Michele embrassa le général en sanglotant de joie.

– Maintenant, lui dit le général, parlons raison, ragazzo.

– Je ne demande pas mieux, mon général.

– Tu connais les chefs du complot ?

– Oui, mon général.

– Eh bien, suppose un instant ici que la révélation vienne d'un autre.

– Bien.

– Que cet autre m'ait dit : « Faites arrêter Michele : il sait le nom des chefs du complot. »

– Bien.

– Que je t'aie fait arrêter.

– Très-bien.

– Et que je dise : « Michele, tu sais le nom des chefs du complot, tu vas me les nommer, ou je vais te faire fusiller. » Que ferais-tu ?

– Je vous dirais : « Faites-moi fusiller, mon général ; j'aime mieux mourir que de causer la mort d'un homme. »

– Parce que tu aurais l'espoir que je ne te ferais pas fusiller ?

– Parce que j'aurais l'espoir que la Providence, qui m'a déjà sauvé une fois, me sauverait une seconde.

– Diable ! voilà qui devient embarrassant, fit Championnet en riant. Je ne puis cependant pas te faire fusiller pour voir si tu dis la vérité.

Michele réfléchit un instant.

– Il est donc bien nécessaire que vous connaissiez le chef ou les chefs du complot ?

– Absolument nécessaire. Ne sais tu pas qu'on ne guérit du ver solitaire qu'en lui arrachant la tête ?

– Pouvez-vous me promettre qu'ils ne seront pas fusillés ?
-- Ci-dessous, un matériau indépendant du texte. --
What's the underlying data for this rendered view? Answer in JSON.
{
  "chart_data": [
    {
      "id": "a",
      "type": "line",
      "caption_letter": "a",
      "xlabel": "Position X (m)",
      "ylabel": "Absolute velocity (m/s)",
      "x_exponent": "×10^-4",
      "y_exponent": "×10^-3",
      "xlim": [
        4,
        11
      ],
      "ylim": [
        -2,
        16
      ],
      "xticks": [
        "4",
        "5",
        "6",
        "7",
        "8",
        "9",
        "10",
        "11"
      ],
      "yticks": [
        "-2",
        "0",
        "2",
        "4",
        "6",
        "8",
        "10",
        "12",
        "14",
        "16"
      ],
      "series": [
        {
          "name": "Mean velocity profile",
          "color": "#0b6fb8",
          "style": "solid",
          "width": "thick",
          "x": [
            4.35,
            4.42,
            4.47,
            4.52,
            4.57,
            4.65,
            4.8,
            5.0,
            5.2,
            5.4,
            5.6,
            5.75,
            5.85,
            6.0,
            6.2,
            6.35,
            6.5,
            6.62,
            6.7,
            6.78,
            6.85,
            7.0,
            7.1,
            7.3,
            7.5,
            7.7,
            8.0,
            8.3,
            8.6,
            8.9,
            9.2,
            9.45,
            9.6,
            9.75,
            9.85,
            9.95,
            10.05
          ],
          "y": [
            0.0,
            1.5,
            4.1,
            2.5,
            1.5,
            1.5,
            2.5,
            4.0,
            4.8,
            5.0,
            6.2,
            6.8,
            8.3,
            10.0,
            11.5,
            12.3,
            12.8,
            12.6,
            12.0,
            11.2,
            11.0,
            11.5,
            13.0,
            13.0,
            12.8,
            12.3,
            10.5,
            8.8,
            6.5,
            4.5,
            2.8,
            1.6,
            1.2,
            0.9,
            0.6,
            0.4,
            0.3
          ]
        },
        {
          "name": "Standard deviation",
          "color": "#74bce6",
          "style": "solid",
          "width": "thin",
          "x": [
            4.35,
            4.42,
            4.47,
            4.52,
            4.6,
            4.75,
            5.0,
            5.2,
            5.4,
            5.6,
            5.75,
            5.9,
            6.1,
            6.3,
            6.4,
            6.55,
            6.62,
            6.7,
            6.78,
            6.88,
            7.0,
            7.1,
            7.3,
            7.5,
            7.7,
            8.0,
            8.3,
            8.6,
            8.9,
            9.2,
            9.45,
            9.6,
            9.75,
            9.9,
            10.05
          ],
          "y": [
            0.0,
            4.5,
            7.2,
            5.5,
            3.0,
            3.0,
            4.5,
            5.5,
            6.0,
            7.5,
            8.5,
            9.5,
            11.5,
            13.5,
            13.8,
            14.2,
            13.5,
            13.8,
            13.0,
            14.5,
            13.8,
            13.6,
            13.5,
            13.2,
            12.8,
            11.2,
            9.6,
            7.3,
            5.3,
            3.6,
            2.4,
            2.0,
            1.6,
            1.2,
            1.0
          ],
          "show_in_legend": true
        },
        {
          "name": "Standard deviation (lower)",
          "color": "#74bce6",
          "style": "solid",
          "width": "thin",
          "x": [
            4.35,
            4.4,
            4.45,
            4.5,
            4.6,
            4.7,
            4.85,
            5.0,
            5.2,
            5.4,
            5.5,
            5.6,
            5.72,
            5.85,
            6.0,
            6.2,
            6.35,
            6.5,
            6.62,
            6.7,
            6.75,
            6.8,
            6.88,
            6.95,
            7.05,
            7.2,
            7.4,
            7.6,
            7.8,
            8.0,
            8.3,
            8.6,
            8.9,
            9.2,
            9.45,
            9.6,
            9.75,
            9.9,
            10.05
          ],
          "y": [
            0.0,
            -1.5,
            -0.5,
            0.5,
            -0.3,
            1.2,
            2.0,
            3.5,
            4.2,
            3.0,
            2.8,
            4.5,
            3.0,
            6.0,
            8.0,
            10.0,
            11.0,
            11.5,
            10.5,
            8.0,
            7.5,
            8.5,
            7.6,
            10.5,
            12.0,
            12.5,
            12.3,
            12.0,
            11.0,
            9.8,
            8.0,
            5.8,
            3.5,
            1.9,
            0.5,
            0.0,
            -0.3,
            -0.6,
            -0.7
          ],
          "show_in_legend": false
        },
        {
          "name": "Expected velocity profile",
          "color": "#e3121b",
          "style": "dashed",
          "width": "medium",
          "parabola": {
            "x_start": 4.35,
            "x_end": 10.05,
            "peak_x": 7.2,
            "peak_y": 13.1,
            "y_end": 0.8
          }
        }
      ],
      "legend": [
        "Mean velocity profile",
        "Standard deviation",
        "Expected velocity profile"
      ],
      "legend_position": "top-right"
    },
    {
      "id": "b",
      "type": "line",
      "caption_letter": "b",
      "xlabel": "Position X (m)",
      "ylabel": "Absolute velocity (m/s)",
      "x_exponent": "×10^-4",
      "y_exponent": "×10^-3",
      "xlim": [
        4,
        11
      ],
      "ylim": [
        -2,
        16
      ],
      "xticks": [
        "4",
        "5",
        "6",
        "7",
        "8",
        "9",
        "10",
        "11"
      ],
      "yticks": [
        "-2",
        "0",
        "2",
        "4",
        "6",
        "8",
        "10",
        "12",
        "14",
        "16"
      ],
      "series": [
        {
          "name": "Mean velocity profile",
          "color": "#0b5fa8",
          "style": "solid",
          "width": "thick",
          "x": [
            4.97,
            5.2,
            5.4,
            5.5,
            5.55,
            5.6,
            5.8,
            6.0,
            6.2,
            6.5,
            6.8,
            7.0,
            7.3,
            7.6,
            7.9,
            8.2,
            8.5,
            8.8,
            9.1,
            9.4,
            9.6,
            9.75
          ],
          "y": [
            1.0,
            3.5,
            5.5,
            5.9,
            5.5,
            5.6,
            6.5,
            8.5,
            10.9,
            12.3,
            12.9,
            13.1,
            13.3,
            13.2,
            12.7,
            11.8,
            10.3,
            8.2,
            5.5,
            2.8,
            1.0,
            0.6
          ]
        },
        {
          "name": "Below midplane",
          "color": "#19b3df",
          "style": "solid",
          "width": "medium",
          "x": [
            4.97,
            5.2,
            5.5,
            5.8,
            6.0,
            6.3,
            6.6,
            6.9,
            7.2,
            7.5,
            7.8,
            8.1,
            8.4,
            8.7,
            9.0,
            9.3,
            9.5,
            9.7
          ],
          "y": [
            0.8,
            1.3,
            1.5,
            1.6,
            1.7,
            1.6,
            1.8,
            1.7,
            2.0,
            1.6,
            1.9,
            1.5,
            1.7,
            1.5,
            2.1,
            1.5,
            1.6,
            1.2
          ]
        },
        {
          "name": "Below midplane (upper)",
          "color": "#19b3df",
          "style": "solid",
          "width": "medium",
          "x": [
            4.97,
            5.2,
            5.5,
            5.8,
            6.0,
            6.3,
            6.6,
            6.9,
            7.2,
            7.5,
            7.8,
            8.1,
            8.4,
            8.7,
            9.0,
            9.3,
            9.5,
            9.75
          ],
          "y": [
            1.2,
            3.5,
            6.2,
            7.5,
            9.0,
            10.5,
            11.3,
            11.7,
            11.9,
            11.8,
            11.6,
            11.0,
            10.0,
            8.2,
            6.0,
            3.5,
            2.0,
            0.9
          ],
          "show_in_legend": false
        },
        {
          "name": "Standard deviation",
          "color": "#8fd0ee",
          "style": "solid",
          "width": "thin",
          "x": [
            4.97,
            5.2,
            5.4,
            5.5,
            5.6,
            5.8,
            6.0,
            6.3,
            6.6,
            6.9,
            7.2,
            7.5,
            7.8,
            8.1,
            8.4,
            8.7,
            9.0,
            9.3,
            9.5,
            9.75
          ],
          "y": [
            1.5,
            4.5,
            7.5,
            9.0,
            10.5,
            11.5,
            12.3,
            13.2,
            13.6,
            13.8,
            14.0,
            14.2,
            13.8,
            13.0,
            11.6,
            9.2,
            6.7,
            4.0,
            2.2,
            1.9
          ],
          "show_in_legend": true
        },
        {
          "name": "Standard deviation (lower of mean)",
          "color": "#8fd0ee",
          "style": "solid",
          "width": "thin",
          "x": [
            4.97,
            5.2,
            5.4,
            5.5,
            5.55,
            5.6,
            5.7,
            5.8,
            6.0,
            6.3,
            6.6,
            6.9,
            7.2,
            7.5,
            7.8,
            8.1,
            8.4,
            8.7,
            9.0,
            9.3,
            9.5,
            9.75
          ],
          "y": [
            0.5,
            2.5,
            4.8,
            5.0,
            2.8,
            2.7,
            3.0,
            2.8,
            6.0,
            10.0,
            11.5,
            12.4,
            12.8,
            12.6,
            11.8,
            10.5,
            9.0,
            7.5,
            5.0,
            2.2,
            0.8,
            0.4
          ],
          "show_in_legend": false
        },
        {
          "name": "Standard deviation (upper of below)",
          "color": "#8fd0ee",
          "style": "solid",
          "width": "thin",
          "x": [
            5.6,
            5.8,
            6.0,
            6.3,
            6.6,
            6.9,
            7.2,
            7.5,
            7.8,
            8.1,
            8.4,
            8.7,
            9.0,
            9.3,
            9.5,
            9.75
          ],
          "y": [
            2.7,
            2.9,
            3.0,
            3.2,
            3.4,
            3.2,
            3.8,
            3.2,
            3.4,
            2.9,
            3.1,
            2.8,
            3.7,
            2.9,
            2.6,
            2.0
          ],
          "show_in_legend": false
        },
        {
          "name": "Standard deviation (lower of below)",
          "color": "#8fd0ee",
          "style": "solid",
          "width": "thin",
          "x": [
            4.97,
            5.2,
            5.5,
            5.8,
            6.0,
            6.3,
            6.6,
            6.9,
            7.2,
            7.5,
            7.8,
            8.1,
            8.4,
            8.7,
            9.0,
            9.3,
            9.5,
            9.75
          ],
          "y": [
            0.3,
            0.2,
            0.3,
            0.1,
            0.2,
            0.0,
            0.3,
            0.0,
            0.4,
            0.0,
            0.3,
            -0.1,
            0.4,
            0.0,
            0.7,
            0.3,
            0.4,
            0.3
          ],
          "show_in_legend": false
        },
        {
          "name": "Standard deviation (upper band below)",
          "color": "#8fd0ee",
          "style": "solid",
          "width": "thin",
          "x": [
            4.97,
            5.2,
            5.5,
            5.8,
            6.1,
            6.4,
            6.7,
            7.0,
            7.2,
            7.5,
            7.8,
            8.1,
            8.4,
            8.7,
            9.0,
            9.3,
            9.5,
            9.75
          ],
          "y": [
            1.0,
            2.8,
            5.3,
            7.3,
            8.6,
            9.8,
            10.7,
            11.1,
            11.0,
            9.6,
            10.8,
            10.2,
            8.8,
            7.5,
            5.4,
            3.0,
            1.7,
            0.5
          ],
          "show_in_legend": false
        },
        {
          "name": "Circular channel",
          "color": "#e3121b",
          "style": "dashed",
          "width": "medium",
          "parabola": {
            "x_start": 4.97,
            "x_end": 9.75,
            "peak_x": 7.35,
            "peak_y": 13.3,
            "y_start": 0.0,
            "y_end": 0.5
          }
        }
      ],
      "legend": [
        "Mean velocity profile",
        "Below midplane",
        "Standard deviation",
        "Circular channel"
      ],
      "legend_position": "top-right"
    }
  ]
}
– Tant que je serai à Naples, oui.

– Mais, si vous quittez Naples ?...

– Je ne réponds plus de rien.

– Madonna ! que faire ?

– Cherche !... Ne vois-tu aucun moyen pour nous tirer tous deux d'embarras.

– Si, mon général, j'en vois un !

– Dis-le.

– Et tant que vous serez à Naples, personne ne sera mis à mort à cause du complot que je vous aurai découvert ?

– Personne.

– Eh bien, il y a une autre personne que moi qui connaît le nom des chefs du complot ; seulement, cette personne-là ne sait point qu'il y ait un complot.

– Quelle est-elle ?

– C'est la femme de chambre de ma sœur de lait, la chevalière San Felice.

– Et comment appelles-tu cette femme de chambre ?

– Giovannina.

– Où demeure-t-elle ?

– à Mergellina, maison du Palmier.

– Et comment saurons-nous quelque chose par elle, si elle ne connaît pas le complot ?

– Vous la ferez comparaître devant le chef de la police, le citoyen Nicolas Fasulo, et le citoyen Fasulo la menacera de la prison si elle ne dit point quelle est la personne qui a attendu sa maîtresse, la nuit passée, chez elle, jusqu'à deux heures du matin, et qui n'est sortie de chez elle qu'à trois.

– Et la personne qu'elle nommera sera le chef du complot ?

– Surtout si son prénom commence par la lettre A, et son nom par la lettre B. Et maintenant, mon général, foi de Michele l'honnête homme, je vous ai dit, non pas tout ce que j'ai à vous dire, mais tout ce que je vous dirai.

– Et tu ne me demandes rien pour les services que tu rends à Naples ?

– Je demande que vous n'oubliiez jamais que vous êtes mon parrain.

Et, baisant de force cette fois la main que le général lui tendait, Michele s'élança hors de l'appartement, laissant, d'après les renseignements donnés par lui, le général libre de faire tout ce qui lui conviendrait.